Vermögenslage ist in Schräglage
Rabea Krätschmer-Hahn, Sozialplanerin im Amt für Soziale Arbeit der Landeshauptstadt Wiesbaden, erklärte, dass atypische Beschäftigungsverhältnisse umgangssprachlich als prekär bezeichnet würden. Als atypisch gelten alle Formen der Beschäftigung, die nicht dem Normalarbeitsverhältnis entsprechen. Für Wiesbaden lässt sich sagen, dass etwa 50 Prozent aller Beschäftigten einem Normalarbeitsverhältnis nachgehen, etwa 25 Prozent sind dauerhaft prekär beschäftigt und weitere 25 Prozent sind gelegentlich prekär beschäftigt.

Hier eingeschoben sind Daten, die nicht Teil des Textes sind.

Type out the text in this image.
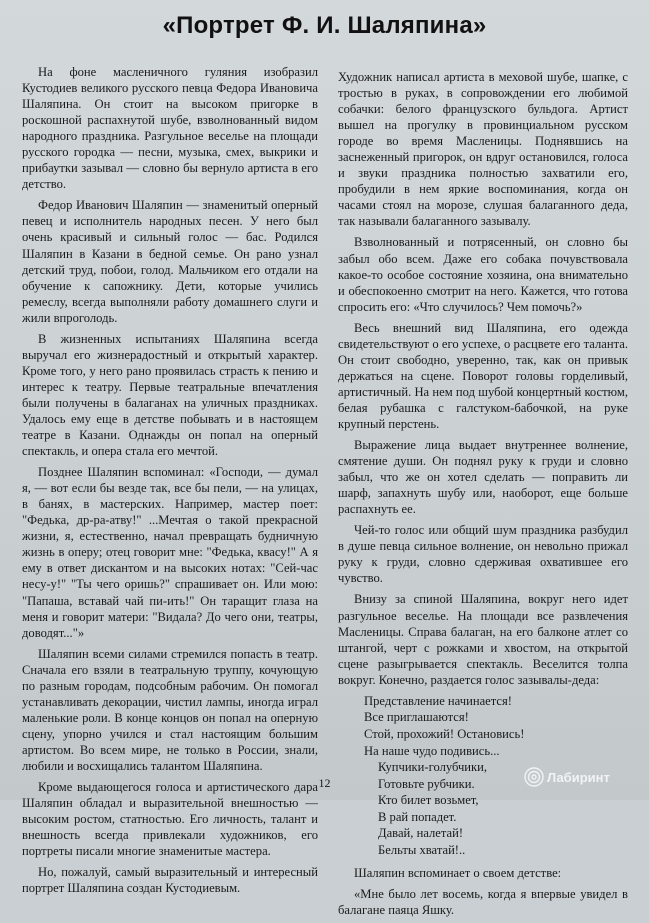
«Портрет Ф. И. Шаляпина»

На фоне масленичного гуляния изобразил Кустодиев великого русского певца Федора Ивановича Шаляпина. Он стоит на высоком пригорке в роскошной распахнутой шубе, взволнованный видом народного праздника. Разгульное веселье на площади русского городка — песни, музыка, смех, выкрики и прибаутки зазывал — словно бы вернуло артиста в его детство.

Федор Иванович Шаляпин — знаменитый оперный певец и исполнитель народных песен. У него был очень красивый и сильный голос — бас. Родился Шаляпин в Казани в бедной семье. Он рано узнал детский труд, побои, голод. Мальчиком его отдали на обучение к сапожнику. Дети, которые учились ремеслу, всегда выполняли работу домашнего слуги и жили впроголодь.

В жизненных испытаниях Шаляпина всегда выручал его жизнерадостный и открытый характер. Кроме того, у него рано проявилась страсть к пению и интерес к театру. Первые театральные впечатления были получены в балаганах на уличных праздниках. Удалось ему еще в детстве побывать и в настоящем театре в Казани. Однажды он попал на оперный спектакль, и опера стала его мечтой.

Позднее Шаляпин вспоминал: «Господи, — думал я, — вот если бы везде так, все бы пели, — на улицах, в банях, в мастерских. Например, мастер поет: "Федька, др-ра-атву!" ...Мечтая о такой прекрасной жизни, я, естественно, начал превращать будничную жизнь в оперу; отец говорит мне: "Федька, квасу!" А я ему в ответ дискантом и на высоких нотах: "Сей-час несу-у!" "Ты чего оришь?" спрашивает он. Или мою: "Папаша, вставай чай пи-ить!" Он таращит глаза на меня и говорит матери: "Видала? До чего они, театры, доводят..."»

Шаляпин всеми силами стремился попасть в театр. Сначала его взяли в театральную труппу, кочующую по разным городам, подсобным рабочим. Он помогал устанавливать декорации, чистил лампы, иногда играл маленькие роли. В конце концов он попал на оперную сцену, упорно учился и стал настоящим большим артистом. Во всем мире, не только в России, знали, любили и восхищались талантом Шаляпина.

Кроме выдающегося голоса и артистического дара Шаляпин обладал и выразительной внешностью — высоким ростом, статностью. Его личность, талант и внешность всегда привлекали художников, его портреты писали многие знаменитые мастера.

Но, пожалуй, самый выразительный и интересный портрет Шаляпина создан Кустодиевым.

Художник написал артиста в меховой шубе, шапке, с тростью в руках, в сопровождении его любимой собачки: белого французского бульдога. Артист вышел на прогулку в провинциальном русском городе во время Масленицы. Поднявшись на заснеженный пригорок, он вдруг остановился, голоса и звуки праздника полностью захватили его, пробудили в нем яркие воспоминания, когда он часами стоял на морозе, слушая балаганного деда, так называли балаганного зазывалу.

Взволнованный и потрясенный, он словно бы забыл обо всем. Даже его собака почувствовала какое-то особое состояние хозяина, она внимательно и обеспокоенно смотрит на него. Кажется, что готова спросить его: «Что случилось? Чем помочь?»

Весь внешний вид Шаляпина, его одежда свидетельствуют о его успехе, о расцвете его таланта. Он стоит свободно, уверенно, так, как он привык держаться на сцене. Поворот головы горделивый, артистичный. На нем под шубой концертный костюм, белая рубашка с галстуком-бабочкой, на руке крупный перстень.

Выражение лица выдает внутреннее волнение, смятение души. Он поднял руку к груди и словно забыл, что же он хотел сделать — поправить ли шарф, запахнуть шубу или, наоборот, еще больше распахнуть ее.

Чей-то голос или общий шум праздника разбудил в душе певца сильное волнение, он невольно прижал руку к груди, словно сдерживая охватившее его чувство.

Внизу за спиной Шаляпина, вокруг него идет разгульное веселье. На площади все развлечения Масленицы. Справа балаган, на его балконе атлет со штангой, черт с рожками и хвостом, на открытой сцене разыгрывается спектакль. Веселится толпа вокруг. Конечно, раздается голос зазывалы-деда:

Представление начинается!
Все приглашаются!
Стой, прохожий! Остановись!
На наше чудо подивись...
Купчики-голубчики,
Готовьте рубчики.
Кто билет возьмет,
В рай попадет.
Давай, налетай!
Бельты хватай!..

Шаляпин вспоминает о своем детстве:

«Мне было лет восемь, когда я впервые увидел в балагане паяца Яшку.

12	Лабиринт
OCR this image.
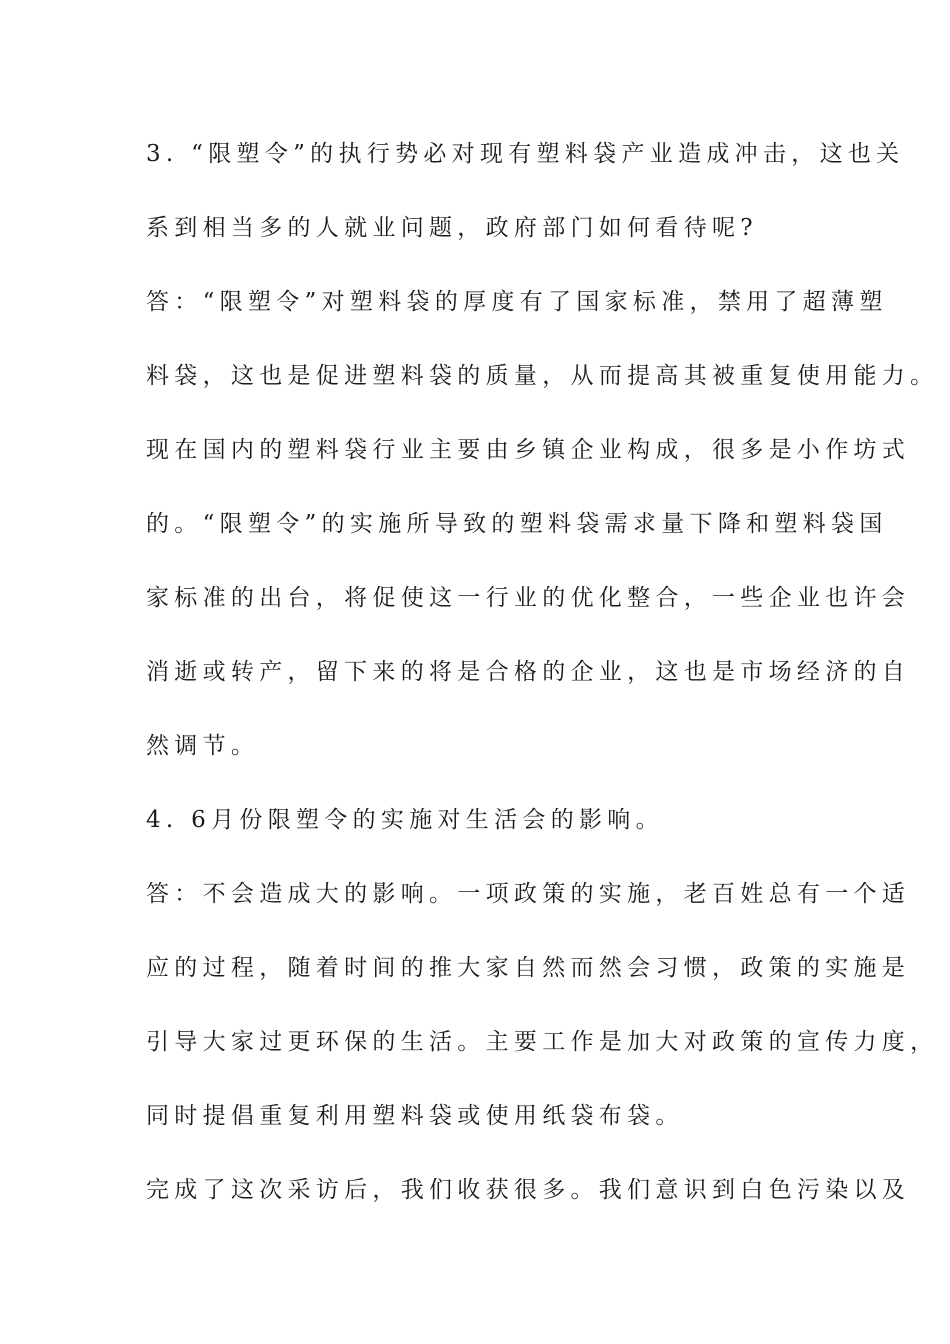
3. “限塑令”的执行势必对现有塑料袋产业造成冲击，这也关
系到相当多的人就业问题，政府部门如何看待呢?
答：“限塑令”对塑料袋的厚度有了国家标准，禁用了超薄塑
料袋，这也是促进塑料袋的质量，从而提高其被重复使用能力。
现在国内的塑料袋行业主要由乡镇企业构成，很多是小作坊式
的。“限塑令”的实施所导致的塑料袋需求量下降和塑料袋国
家标准的出台，将促使这一行业的优化整合，一些企业也许会
消逝或转产，留下来的将是合格的企业，这也是市场经济的自
然调节。
4. 6月份限塑令的实施对生活会的影响。
答：不会造成大的影响。一项政策的实施，老百姓总有一个适
应的过程，随着时间的推大家自然而然会习惯，政策的实施是
引导大家过更环保的生活。主要工作是加大对政策的宣传力度，
同时提倡重复利用塑料袋或使用纸袋布袋。
完成了这次采访后，我们收获很多。我们意识到白色污染以及
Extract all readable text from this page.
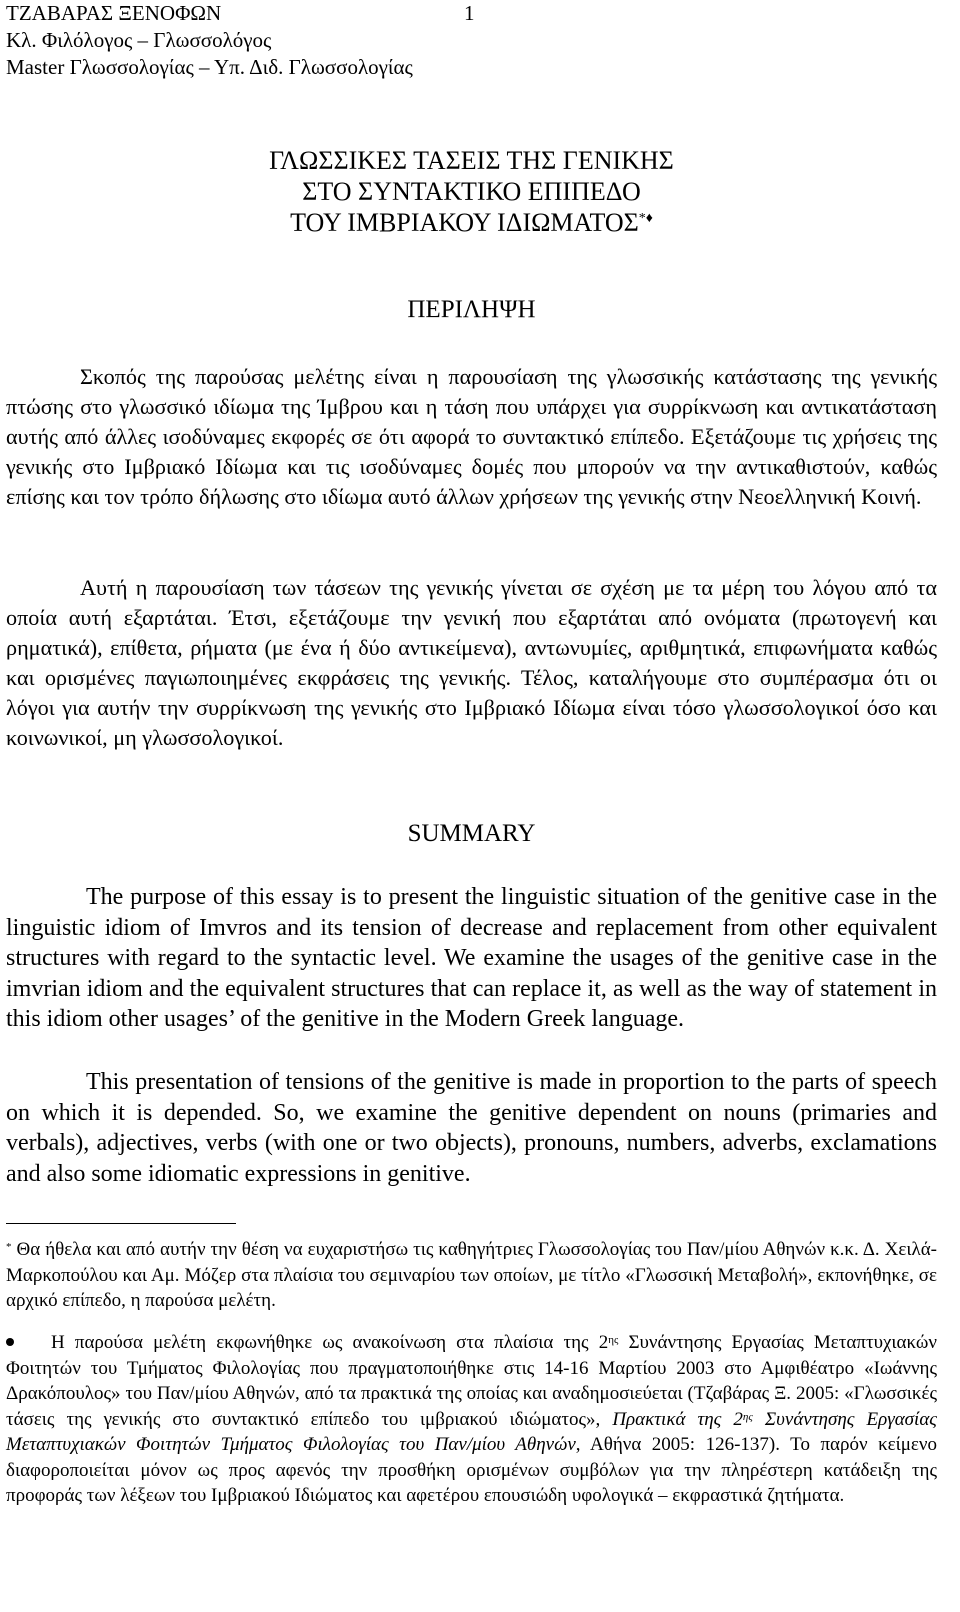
ΤΖΑΒΑΡΑΣ ΞΕΝΟΦΩΝ
Κλ. Φιλόλογος – Γλωσσολόγος
Master Γλωσσολογίας – Υπ. Διδ. Γλωσσολογίας
1
ΓΛΩΣΣΙΚΕΣ ΤΑΣΕΙΣ ΤΗΣ ΓΕΝΙΚΗΣ
ΣΤΟ ΣΥΝΤΑΚΤΙΚΟ ΕΠΙΠΕΔΟ
ΤΟΥ ΙΜΒΡΙΑΚΟΥ ΙΔΙΩΜΑΤΟΣ*♦
ΠΕΡΙΛΗΨΗ
Σκοπός της παρούσας μελέτης είναι η παρουσίαση της γλωσσικής κατάστασης της γενικής πτώσης στο γλωσσικό ιδίωμα της Ίμβρου και η τάση που υπάρχει για συρρίκνωση και αντικατάσταση αυτής από άλλες ισοδύναμες εκφορές σε ότι αφορά το συντακτικό επίπεδο. Εξετάζουμε τις χρήσεις της γενικής στο Ιμβριακό Ιδίωμα και τις ισοδύναμες δομές που μπορούν να την αντικαθιστούν, καθώς επίσης και τον τρόπο δήλωσης στο ιδίωμα αυτό άλλων χρήσεων της γενικής στην Νεοελληνική Κοινή.
Αυτή η παρουσίαση των τάσεων της γενικής γίνεται σε σχέση με τα μέρη του λόγου από τα οποία αυτή εξαρτάται. Έτσι, εξετάζουμε την γενική που εξαρτάται από ονόματα (πρωτογενή και ρηματικά), επίθετα, ρήματα (με ένα ή δύο αντικείμενα), αντωνυμίες, αριθμητικά, επιφωνήματα καθώς και ορισμένες παγιωποιημένες εκφράσεις της γενικής. Τέλος, καταλήγουμε στο συμπέρασμα ότι οι λόγοι για αυτήν την συρρίκνωση της γενικής στο Ιμβριακό Ιδίωμα είναι τόσο γλωσσολογικοί όσο και κοινωνικοί, μη γλωσσολογικοί.
SUMMARY
The purpose of this essay is to present the linguistic situation of the genitive case in the linguistic idiom of Imvros and its tension of decrease and replacement from other equivalent structures with regard to the syntactic level. We examine the usages of the genitive case in the imvrian idiom and the equivalent structures that can replace it, as well as the way of statement in this idiom other usages’ of the genitive in the Modern Greek language.
This presentation of tensions of the genitive is made in proportion to the parts of speech on which it is depended. So, we examine the genitive dependent on nouns (primaries and verbals), adjectives, verbs (with one or two objects), pronouns, numbers, adverbs, exclamations and also some idiomatic expressions in genitive.
* Θα ήθελα και από αυτήν την θέση να ευχαριστήσω τις καθηγήτριες Γλωσσολογίας του Παν/μίου Αθηνών κ.κ. Δ. Χειλά-Μαρκοπούλου και Αμ. Μόζερ στα πλαίσια του σεμιναρίου των οποίων, με τίτλο «Γλωσσική Μεταβολή», εκπονήθηκε, σε αρχικό επίπεδο, η παρούσα μελέτη.
Η παρούσα μελέτη εκφωνήθηκε ως ανακοίνωση στα πλαίσια της $2^{\eta\varsigma}$ Συνάντησης Εργασίας Μεταπτυχιακών Φοιτητών του Τμήματος Φιλολογίας που πραγματοποιήθηκε στις 14-16 Μαρτίου 2003 στο Αμφιθέατρο «Ιωάννης Δρακόπουλος» του Παν/μίου Αθηνών, από τα πρακτικά της οποίας και αναδημοσιεύεται (Τζαβάρας Ξ. 2005: «Γλωσσικές τάσεις της γενικής στο συντακτικό επίπεδο του ιμβριακού ιδιώματος», Πρακτικά της $2^{\eta\varsigma}$ Συνάντησης Εργασίας Μεταπτυχιακών Φοιτητών Τμήματος Φιλολογίας του Παν/μίου Αθηνών, Αθήνα 2005: 126-137). Το παρόν κείμενο διαφοροποιείται μόνον ως προς αφενός την προσθήκη ορισμένων συμβόλων για την πληρέστερη κατάδειξη της προφοράς των λέξεων του Ιμβριακού Ιδιώματος και αφετέρου επουσιώδη υφολογικά – εκφραστικά ζητήματα.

Sozialdezernent Christoph Manjura verwies darauf, dass die Vermögenslage in Deutschland sich in Schräglage befinde. Starke Schultern sollten mehr tragen als die schwachen, um einen besseren sozialen Ausgleich zu erreichen. Das, so sein Wunsch, müssten die Kirchen einfordern. Er wünsche sich „eine Kirche, die sich einmischt“. Zu prüfen sei auch der Umgang mit kirchlichen Immobilien in Kooperation mit der Stadt.

Hohe sozialpastorale Sensibilität
Im prekären Leben und Arbeiten sieht Bischof Georg Bätzing ein „Megaproblem“ mit sich verfestigender Entwicklung, das nach großen politischen Antworten frage und konkrete Antworten auf lokaler Ebene brauche. In Stadtkirche und Stadtverwaltung erlebt er nach seinen Worten eine hohe sozialpolitische wie sozialpastorale Sensibilität. Ausdrücklich wünschte sich der Bischof eine bessere Vernetzung in der sozialen Arbeit auf Stadtebene und machte sich stark für eine konzertierte, gemeinsame Aktion von Stadtkirche und Stadtverwaltung unter Federführung der Caritas mit Blick auf das Thema des Forums: „Prekäres Leben und Arbeiten im wohlhabenden Wiesbaden“.
Das Forum Arbeit findet in unterschiedlichen Regionen des Bistums alle zwei Jahre statt. Die Veranstaltungsreihe, die im Auftrag des Bischofs vom sozialpolitischen Arbeitskreis ausgerichtet wird, soll aktuelle Anliegen von Arbeitnehmern und Arbeitnehmerinnen für die Gemeindepastoral und die kirchlich-caritative Arbeit fruchtbar machen.